Ossau-Iraty is perhaps no stranger to being featured as a composed cheese course. Around French Basque country, where it calls home, you are more likely to be presented with a slice of the sweet/savory sheep’s milk cheese, accompanied by black cherry jam, than with a dessert menu at all. This humble but undeniably pleasurable combo is known locally as a “farmer’s dessert.”

At Melbourne’s Amaru, an intimate, fine dining restaurant offering an elevated tasting experience, you may find a presentation of Ossau-Iraty among the 12 to 18 other courses that comprise either its Sensory or Insight menus. While Amaru typically highlights all that Australia’s local and regional fare, Ossau-Iraty nonetheless matches the vibe; the provenance and handling of sheep are as important to Basque country as they are to Australia’s food culture.

Befitting the setting, Ossau-Iraty is transformed beyond its humble cheese-and-jam roots into something truly showstopping: seen here whipped into a sweet/savory mousse and adorned with local, seasonal accompaniments such as pink lady apple and blood lime jam.

 

Tete de Moine care of The Modern

Coming full circle, because you can’t keep a good cheese down, I am pleased to report that Tête de Moine lives on as the star of its own show at The Modern, with apricots and shaved fennel among its new companions.
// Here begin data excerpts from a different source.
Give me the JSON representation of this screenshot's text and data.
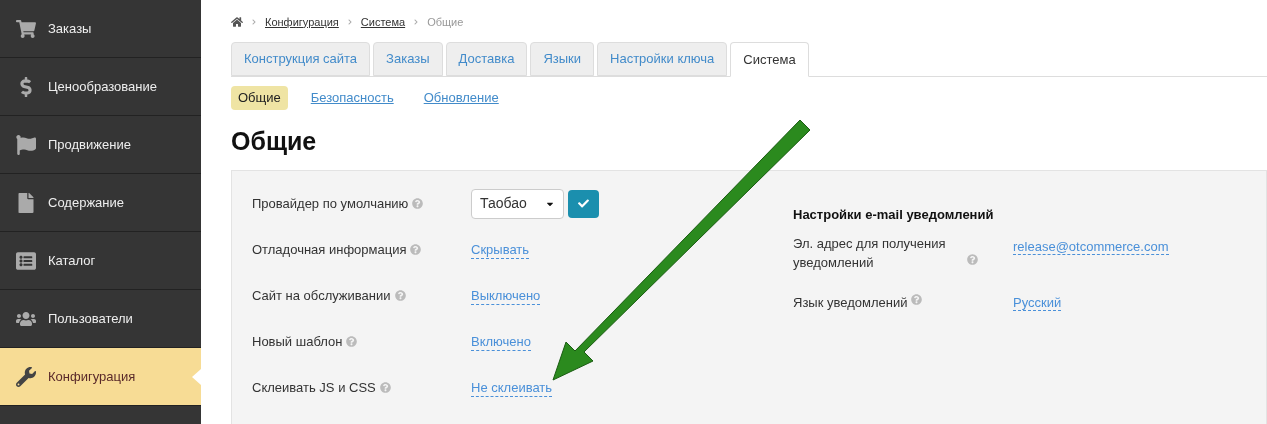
{
  "sidebar": {
    "items": [
      {
        "label": "Заказы",
        "selected": false
      },
      {
        "label": "Ценообразование",
        "selected": false
      },
      {
        "label": "Продвижение",
        "selected": false
      },
      {
        "label": "Содержание",
        "selected": false
      },
      {
        "label": "Каталог",
        "selected": false
      },
      {
        "label": "Пользователи",
        "selected": false
      },
      {
        "label": "Конфигурация",
        "selected": true
      }
    ]
  },
  "breadcrumb": [
    "Конфигурация",
    "Система",
    "Общие"
  ],
  "tabs": [
    {
      "label": "Конструкция сайта",
      "selected": false
    },
    {
      "label": "Заказы",
      "selected": false
    },
    {
      "label": "Доставка",
      "selected": false
    },
    {
      "label": "Языки",
      "selected": false
    },
    {
      "label": "Настройки ключа",
      "selected": false
    },
    {
      "label": "Система",
      "selected": true
    }
  ],
  "subtabs": [
    {
      "label": "Общие",
      "selected": true
    },
    {
      "label": "Безопасность",
      "selected": false
    },
    {
      "label": "Обновление",
      "selected": false
    }
  ],
  "heading": "Общие",
  "settings": [
    {
      "label": "Провайдер по умолчанию",
      "kind": "select",
      "value": "Таобао"
    },
    {
      "label": "Отладочная информация",
      "kind": "link",
      "value": "Скрывать"
    },
    {
      "label": "Сайт на обслуживании",
      "kind": "link",
      "value": "Выключено"
    },
    {
      "label": "Новый шаблон",
      "kind": "link",
      "value": "Включено"
    },
    {
      "label": "Склеивать JS и CSS",
      "kind": "link",
      "value": "Не склеивать"
    }
  ],
  "email_settings": {
    "title": "Настройки e-mail уведомлений",
    "rows": [
      {
        "label": "Эл. адрес для получения уведомлений",
        "value": "release@otcommerce.com"
      },
      {
        "label": "Язык уведомлений",
        "value": "Русский"
      }
    ]
  }
}
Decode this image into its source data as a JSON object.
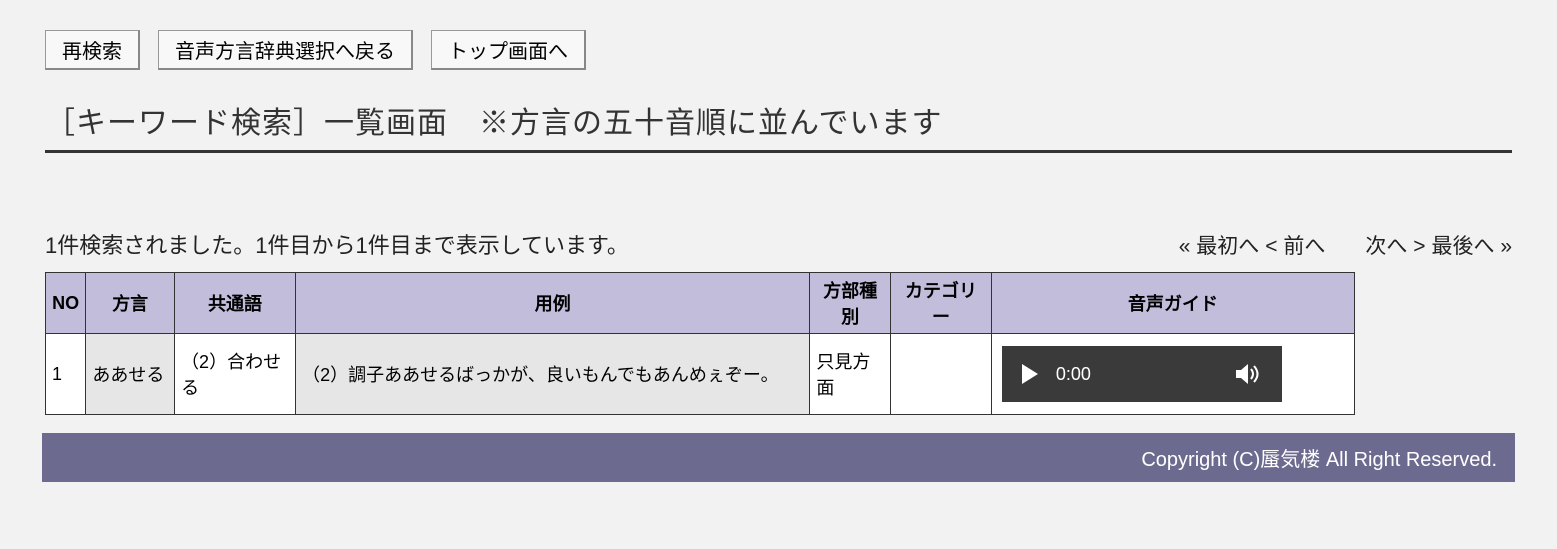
{
  "buttons": {
    "research": "再検索",
    "back_to_dict": "音声方言辞典選択へ戻る",
    "to_top": "トップ画面へ"
  },
  "title": "［キーワード検索］一覧画面　※方言の五十音順に並んでいます",
  "results_text": "1件検索されました。1件目から1件目まで表示しています。",
  "pager": {
    "first": "« 最初へ",
    "prev": "< 前へ",
    "next": "次へ >",
    "last": "最後へ »"
  },
  "headers": {
    "no": "NO",
    "dialect": "方言",
    "common": "共通語",
    "example": "用例",
    "type": "方部種別",
    "category": "カテゴリー",
    "audio": "音声ガイド"
  },
  "rows": [
    {
      "no": "1",
      "dialect": "ああせる",
      "common": "（2）合わせる",
      "example": "（2）調子ああせるばっかが、良いもんでもあんめぇぞー。",
      "type": "只見方面",
      "category": "",
      "audio_time": "0:00"
    }
  ],
  "footer": "Copyright (C)蜃気楼  All Right Reserved."
}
No longer a secret, you’ll actually find Tête de Moine among the dessert options during a prix fixe lunch. I daresay it probably still makes a furtive appearance at dinner, but it’s nice to see there’s also an opportunity to declare your intention to have it.

 

Harbison cheese photo credit Jasper Hill

Hawksmoor is an award-winning steakhouse concept from the United Kingdom that opened in New York City in 2021. Consider its dessert menu, which begins with such British classics such as Banoffee Pudding and Sticky Toffee Pudding. Now, “pudding” in the British vernacular is frequently used to simply mean “dessert,” but it is fitting that further down the dessert menu one finds a cheese whose very nature can be best summarized as “pudding” in the American sense. 

Jasper Hill Harbison, a spruce-wrapped, bloomy rind cheese, takes its rightful place among Hawksmoor New York’s other puddings, its unctuous, umami custard adorned with grilled sourdough, whipped quince paste, and warm, local sourwood honey. It would be tempting to categorize this as a pedestrian “baked brie,” but its inclusion among the after-dinner offerings suggests otherwise. This is a composed cheese course that demands singular attention and to be slowly savored, not something to merely litter the table with during the opening graze along with appetizers.